Chelsea’s fans still think of Costa fondly, of course — he helped the club win two league championships — but, thanks to Morata, there have been few signs that the team misses him. At least, that is, until Arsenal visited on Sunday afternoon.
It is no criticism to say that Chelsea has never really become what Roman Abramovich first envisioned when he bought the club, on the brink of financial oblivion, in 2003.
It has had success, including a Champions League title, and it has established itself as one of Europe’s modern superclubs, the sort of place that young hopefuls dream of playing. By those measures, Abramovich has achieved his ambitions.
But he also had dreamed of doing all that while making Chelsea a byword for attractive soccer. The story goes that he became determined to invest in the sport when watching Real Madrid face Manchester United in the Champions League that year.

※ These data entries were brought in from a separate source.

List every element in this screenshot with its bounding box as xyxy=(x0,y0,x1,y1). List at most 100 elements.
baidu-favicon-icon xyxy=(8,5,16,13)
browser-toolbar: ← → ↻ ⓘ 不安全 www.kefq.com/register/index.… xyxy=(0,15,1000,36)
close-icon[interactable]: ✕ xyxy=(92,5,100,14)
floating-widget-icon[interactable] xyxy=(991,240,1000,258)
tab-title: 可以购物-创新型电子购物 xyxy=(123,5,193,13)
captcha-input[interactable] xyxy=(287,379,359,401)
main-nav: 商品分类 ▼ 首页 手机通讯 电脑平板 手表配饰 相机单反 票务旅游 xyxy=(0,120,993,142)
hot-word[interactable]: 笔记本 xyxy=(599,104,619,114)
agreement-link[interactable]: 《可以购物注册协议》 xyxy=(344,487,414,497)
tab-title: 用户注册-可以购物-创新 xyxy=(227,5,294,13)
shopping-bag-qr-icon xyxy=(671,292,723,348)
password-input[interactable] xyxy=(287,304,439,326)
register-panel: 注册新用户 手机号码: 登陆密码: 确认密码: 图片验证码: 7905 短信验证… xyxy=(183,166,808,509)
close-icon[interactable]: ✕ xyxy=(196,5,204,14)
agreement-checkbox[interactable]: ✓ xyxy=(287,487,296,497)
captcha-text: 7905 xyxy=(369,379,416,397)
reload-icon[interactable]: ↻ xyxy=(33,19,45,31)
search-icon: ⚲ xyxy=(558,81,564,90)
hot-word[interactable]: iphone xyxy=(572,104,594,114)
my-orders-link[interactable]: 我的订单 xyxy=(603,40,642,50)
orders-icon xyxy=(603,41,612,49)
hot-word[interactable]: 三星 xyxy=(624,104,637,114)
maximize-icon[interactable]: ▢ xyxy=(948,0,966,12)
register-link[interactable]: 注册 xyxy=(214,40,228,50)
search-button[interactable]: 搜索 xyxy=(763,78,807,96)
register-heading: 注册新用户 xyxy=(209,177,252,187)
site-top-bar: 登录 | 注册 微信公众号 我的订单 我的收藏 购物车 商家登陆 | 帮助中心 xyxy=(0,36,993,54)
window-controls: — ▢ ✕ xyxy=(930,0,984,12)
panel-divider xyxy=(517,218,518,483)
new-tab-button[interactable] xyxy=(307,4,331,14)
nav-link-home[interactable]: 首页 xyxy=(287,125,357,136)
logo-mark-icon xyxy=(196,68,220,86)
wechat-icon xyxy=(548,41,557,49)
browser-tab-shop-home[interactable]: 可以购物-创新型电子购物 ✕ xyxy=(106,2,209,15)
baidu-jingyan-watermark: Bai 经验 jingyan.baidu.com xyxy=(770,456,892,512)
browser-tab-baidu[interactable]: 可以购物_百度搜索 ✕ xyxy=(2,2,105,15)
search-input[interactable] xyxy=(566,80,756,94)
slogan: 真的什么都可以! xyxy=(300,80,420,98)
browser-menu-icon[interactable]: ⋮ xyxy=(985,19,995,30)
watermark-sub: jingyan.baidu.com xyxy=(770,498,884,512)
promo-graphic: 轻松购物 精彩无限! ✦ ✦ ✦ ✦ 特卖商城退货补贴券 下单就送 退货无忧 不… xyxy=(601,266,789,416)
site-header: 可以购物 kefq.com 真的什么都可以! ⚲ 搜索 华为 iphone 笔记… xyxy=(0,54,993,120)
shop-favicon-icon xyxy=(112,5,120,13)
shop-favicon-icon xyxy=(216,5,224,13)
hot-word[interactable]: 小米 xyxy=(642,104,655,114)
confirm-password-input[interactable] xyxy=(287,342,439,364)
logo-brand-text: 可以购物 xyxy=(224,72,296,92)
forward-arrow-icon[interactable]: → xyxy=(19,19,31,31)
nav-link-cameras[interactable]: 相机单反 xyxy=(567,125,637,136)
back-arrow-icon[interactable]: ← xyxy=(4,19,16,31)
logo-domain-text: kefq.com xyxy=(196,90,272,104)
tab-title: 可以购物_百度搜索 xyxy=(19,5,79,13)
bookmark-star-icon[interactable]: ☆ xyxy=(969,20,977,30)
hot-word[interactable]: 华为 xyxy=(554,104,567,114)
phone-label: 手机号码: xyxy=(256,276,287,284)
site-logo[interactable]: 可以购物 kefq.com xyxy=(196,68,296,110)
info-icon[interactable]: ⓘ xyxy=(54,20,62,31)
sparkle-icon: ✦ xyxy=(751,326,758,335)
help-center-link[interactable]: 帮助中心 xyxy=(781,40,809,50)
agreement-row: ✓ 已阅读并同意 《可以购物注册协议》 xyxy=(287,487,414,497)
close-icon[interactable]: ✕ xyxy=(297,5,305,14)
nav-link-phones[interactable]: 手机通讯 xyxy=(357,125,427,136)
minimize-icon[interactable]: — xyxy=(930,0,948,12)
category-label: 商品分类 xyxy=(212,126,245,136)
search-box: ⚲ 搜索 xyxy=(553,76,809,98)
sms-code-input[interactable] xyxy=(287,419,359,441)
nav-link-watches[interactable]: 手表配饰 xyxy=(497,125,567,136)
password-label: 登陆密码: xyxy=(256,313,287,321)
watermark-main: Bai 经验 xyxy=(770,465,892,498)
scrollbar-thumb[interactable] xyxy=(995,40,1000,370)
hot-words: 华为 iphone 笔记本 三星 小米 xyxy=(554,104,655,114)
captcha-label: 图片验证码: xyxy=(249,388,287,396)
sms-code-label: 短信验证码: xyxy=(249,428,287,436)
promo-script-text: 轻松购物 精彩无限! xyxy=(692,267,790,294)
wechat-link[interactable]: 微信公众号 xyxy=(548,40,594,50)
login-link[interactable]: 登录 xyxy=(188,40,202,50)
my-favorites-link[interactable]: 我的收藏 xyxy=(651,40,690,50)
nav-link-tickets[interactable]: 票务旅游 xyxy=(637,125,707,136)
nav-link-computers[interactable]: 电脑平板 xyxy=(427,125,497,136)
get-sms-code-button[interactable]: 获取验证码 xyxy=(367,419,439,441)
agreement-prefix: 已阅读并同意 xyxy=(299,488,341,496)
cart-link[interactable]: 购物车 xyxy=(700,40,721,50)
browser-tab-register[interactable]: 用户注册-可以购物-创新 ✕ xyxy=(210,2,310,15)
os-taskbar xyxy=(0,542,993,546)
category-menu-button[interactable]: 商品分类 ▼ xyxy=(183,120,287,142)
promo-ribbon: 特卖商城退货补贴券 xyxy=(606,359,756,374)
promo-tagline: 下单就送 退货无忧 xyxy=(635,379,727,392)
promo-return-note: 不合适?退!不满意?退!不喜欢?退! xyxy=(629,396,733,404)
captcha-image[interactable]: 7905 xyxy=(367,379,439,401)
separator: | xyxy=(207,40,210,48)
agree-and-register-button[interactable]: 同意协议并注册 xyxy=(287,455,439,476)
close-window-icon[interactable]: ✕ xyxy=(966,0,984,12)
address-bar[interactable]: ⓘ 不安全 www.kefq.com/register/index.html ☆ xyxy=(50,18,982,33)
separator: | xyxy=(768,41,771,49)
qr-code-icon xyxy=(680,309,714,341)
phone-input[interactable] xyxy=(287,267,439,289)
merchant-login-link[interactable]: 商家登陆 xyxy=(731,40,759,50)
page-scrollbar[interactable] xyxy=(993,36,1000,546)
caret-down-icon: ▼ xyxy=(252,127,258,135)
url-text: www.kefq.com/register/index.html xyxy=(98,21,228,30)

Like Mourinho, those players imprinted on Chelsea their own personalities: fiercely competitive; tenacious and tough; ruthless, and relentless, winners. They could play beautifully, but that was not their primary purpose. Chelsea emerged as a sort of anti-Arsenal: they might not have drawn as much praise for artistry during the season, but they tended to emerge with a trophy at the end of it. It did not matter who the manager was; the club’s ID was so clearly defined that it could win regardless.